Now the Legislature is saying it will "reform" the California water system and cure all of its ills with a package of bills that is expected to be up for a vote soon. The package of solutions -- supported by the governor, Sen. Dianne Feinstein, legislative leaders including state Senate President Pro Tem Darrell Steinberg, and numerous water districts, including our own Metropolitan Water District -- looks remarkably similar to a water plan offered in the late 1970s. That plan was rejected by the public in the early '80s.

Back then, the main feature of the proposal was the peripheral canal -- in the new plan that is termed an "alternative conveyance device" -- but the bottom line is that California's elected leaders are looking to replumb California to solve an ongoing water scarcity crisis, while largely paying lip service to what should be done: conservation, rainwater capture and use and water recycling. Though well-intentioned, what they have proposed so far falls far short of a fix, not only for the delta ecosystem but for Southern California. The state needs to realize that there are faster and more cost-effective, more job-producing and more environmentally beneficial ways to meet California's current and future water needs.

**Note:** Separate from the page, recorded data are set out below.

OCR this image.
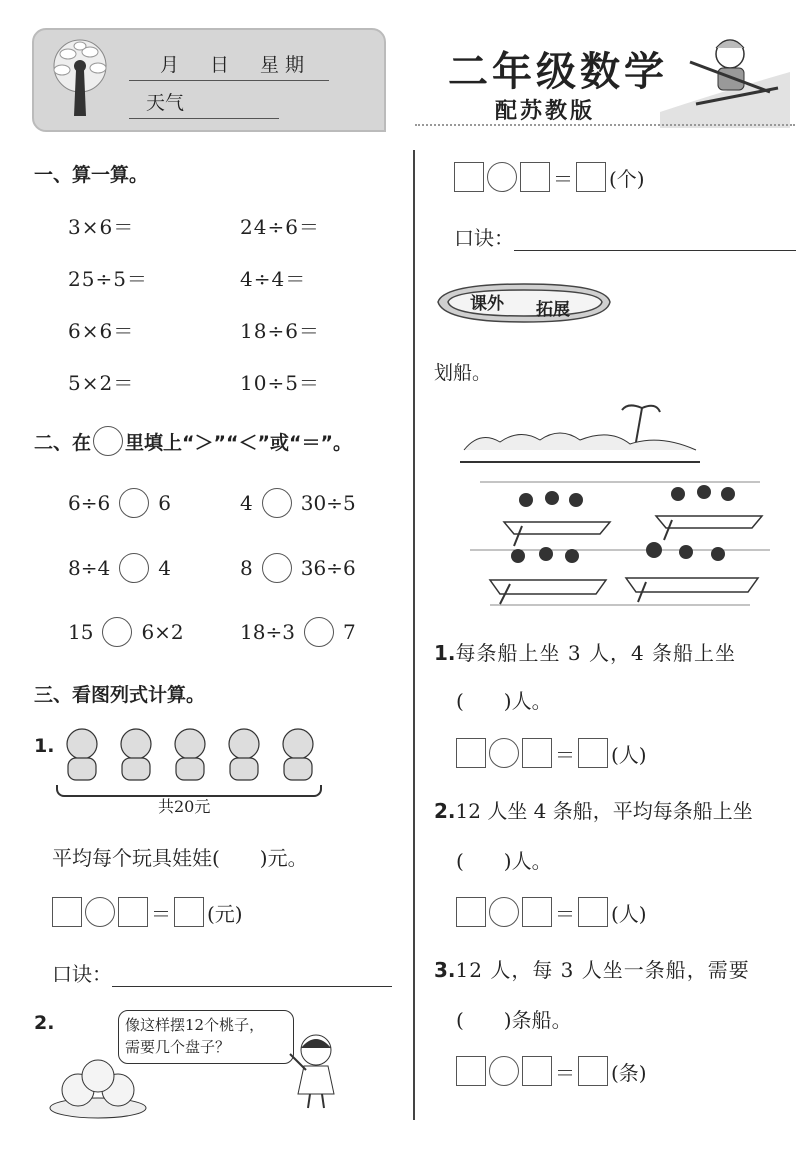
月　日　星期
天气
二年级数学
配苏教版
一、算一算。
3×6＝	24÷6＝
25÷5＝	4÷4＝
6×6＝	18÷6＝
5×2＝	10÷5＝
二、在 里填上“＞”“＜”或“＝”。
6÷6 6	4 30÷5
8÷4 4	8 36÷6
15 6×2	18÷3 7
三、看图列式计算。
1.
共20元
平均每个玩具娃娃(　　)元。
＝ (元)
口诀：
2.	像这样摆12个桃子，
需要几个盘子？
＝ (个)
口诀：
课外 拓展
划船。
1.每条船上坐 3 人，4 条船上坐
(　　)人。
＝ (人)
2.12 人坐 4 条船，平均每条船上坐
(　　)人。
＝ (人)
3.12 人，每 3 人坐一条船，需要
(　　)条船。
＝ (条)
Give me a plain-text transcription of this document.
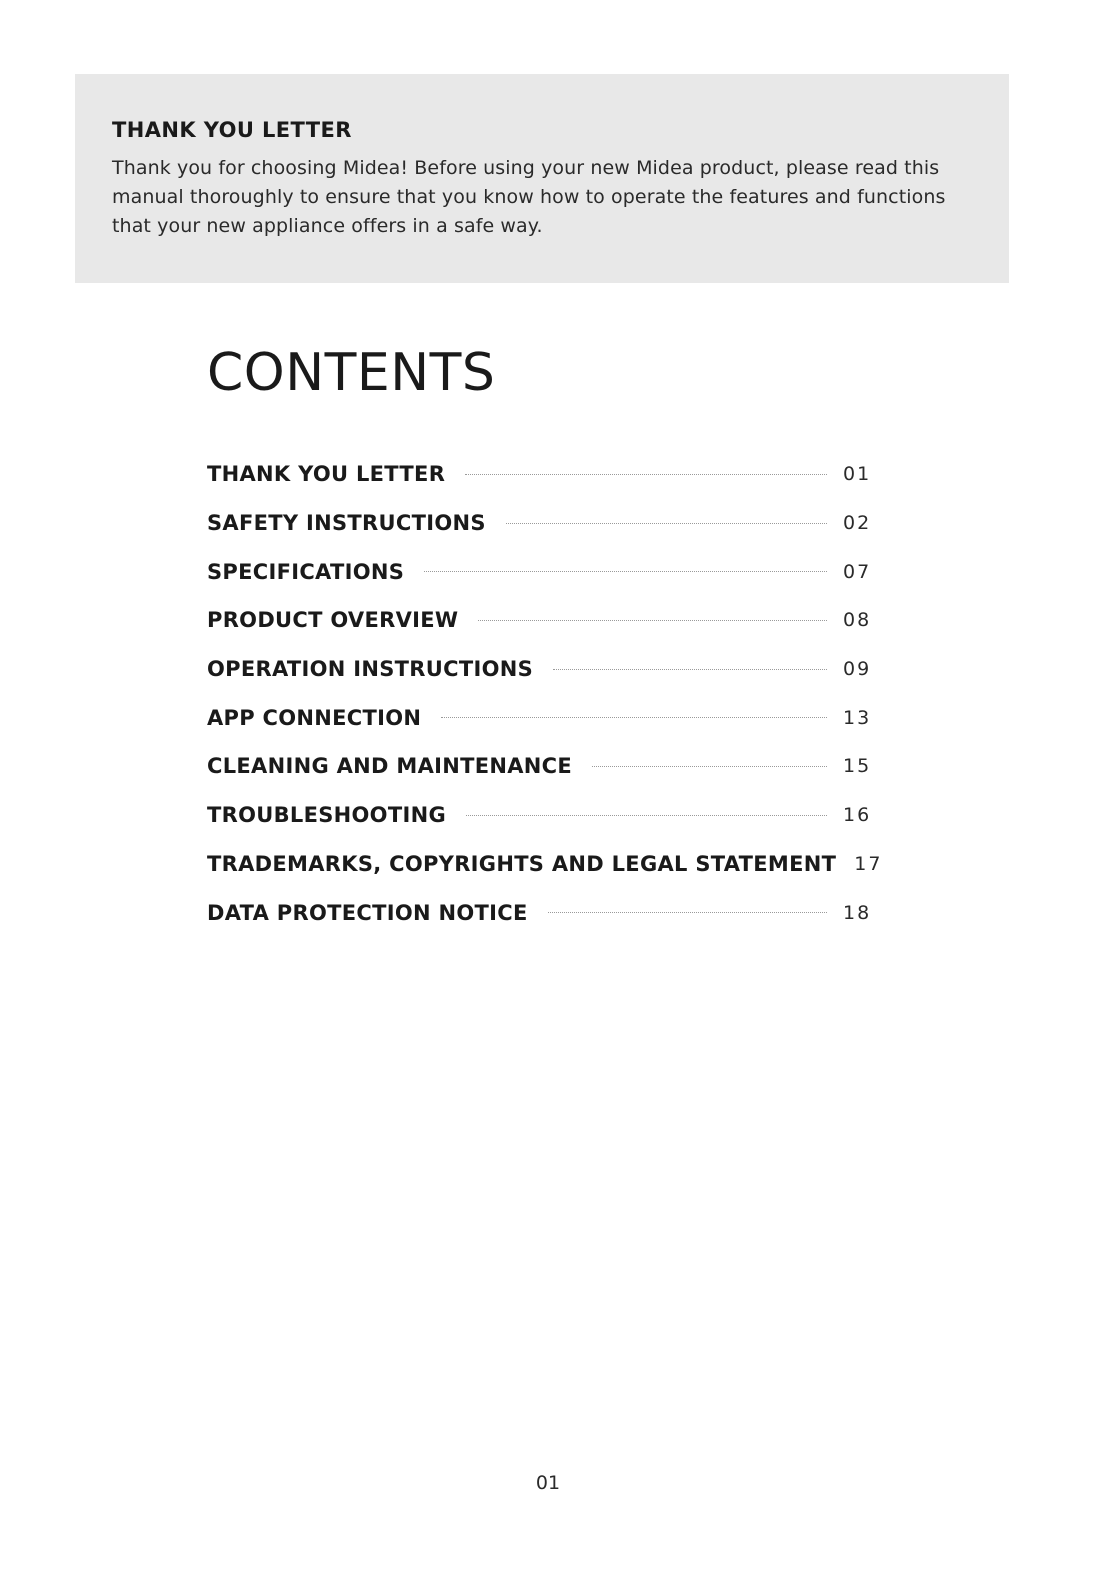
THANK YOU LETTER

Thank you for choosing Midea! Before using your new Midea product, please read this manual thoroughly to ensure that you know how to operate the features and functions that your new appliance offers in a safe way.

CONTENTS
THANK YOU LETTER	01
SAFETY INSTRUCTIONS	02
SPECIFICATIONS	07
PRODUCT OVERVIEW	08
OPERATION INSTRUCTIONS	09
APP CONNECTION	13
CLEANING AND MAINTENANCE	15
TROUBLESHOOTING	16
TRADEMARKS, COPYRIGHTS AND LEGAL STATEMENT 17
DATA PROTECTION NOTICE	18
01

Replumbing the state is not a short-term solution -- it will take at least a decade to complete. On top of that, in the long term, importing water to Southern California will become less and less sustainable. As the climate changes and the population grows, we must identify and implement cost-effective, climate-resilient, energy-efficient and sustainable techniques to supply and manage our water. Instead, the delta legislation package is setting us up to invest in new infrastructure that only commits us further to an antiquated water system.